"NORFOLK, Va. — An official with the Sudanese government said he expects a North Carolina military training company to soon start working with security forces in the southern part of the country, The Virginian-Pilot of Norfolk reported Friday.
Blackwater USA, based in Moyock, North Carolina, could start training exercises within the next few weeks, Ezekiel Lol Gatkuoth, head of mission in Washington for southern Sudan's regional government, told the newspaper.
State Department spokeswoman Nancy Beck acknowledged that Blackwater has a training proposal for the region but declined to comment on it. Blackwater would need a license from the State Department to offer security service overseas.
Blackwater spokeswoman Anne Tyrrell told The Virginian-Pilot in a statement that the company has no contracts with Sudan and wouldn't confirm or deny negotiations. She didn't immediately return a phone call Friday from The Associated Press.

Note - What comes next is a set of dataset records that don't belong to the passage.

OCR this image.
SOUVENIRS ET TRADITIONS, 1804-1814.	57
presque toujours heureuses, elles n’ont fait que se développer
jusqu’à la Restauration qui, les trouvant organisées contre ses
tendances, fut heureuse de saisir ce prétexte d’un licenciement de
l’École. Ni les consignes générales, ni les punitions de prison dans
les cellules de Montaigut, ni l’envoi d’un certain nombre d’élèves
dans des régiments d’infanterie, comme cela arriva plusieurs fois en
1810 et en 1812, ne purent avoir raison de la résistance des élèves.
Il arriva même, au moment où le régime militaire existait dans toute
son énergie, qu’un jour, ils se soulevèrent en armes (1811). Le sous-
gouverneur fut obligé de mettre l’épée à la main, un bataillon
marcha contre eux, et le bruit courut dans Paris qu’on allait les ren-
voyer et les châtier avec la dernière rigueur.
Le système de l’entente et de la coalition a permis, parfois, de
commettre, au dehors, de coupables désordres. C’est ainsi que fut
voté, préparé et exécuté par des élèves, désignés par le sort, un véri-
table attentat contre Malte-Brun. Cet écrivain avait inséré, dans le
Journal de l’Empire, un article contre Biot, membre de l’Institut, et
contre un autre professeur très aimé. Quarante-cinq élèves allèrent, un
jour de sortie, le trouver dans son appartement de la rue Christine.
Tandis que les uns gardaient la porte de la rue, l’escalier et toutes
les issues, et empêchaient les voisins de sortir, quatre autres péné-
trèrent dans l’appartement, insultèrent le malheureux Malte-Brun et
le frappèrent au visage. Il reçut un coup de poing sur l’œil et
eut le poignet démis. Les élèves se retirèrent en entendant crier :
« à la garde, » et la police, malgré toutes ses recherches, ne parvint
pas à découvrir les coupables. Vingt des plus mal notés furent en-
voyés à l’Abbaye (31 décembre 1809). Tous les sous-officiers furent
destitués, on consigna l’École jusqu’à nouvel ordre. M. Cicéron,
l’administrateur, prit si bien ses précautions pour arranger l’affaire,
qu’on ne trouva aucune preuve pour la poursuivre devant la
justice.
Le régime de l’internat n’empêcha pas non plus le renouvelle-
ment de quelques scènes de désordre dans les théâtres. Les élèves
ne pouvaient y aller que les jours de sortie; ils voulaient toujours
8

President Bush signed an executive order in October lifting sanctions from certain areas of Sudan, including southern parts of the country. The trade embargo was placed against the country in 1997 after the U.S. accused it of supporting international terrorism. Blackwater can train security forces in the south under the lifted embargo.
Blackwater has a 7,000-acre compound in Moyock where it has trained thousands of military and law enforcement personnel. It also works with international clients.
The company has more than $300 million in contracts with the State Department to guard diplomats and staff in Iraq.
Southern Sudan has been the site of flare-ups of a decades-long civil war that threaten a peace agreement. The conflict is separate from the violence in western Sudan's Darfur region, where mostly African ethnic tribes rebelled against the Arab central government. Violence in Darfur has claimed some 200,000 lives and forced 2.5 million people from their homes since 2003."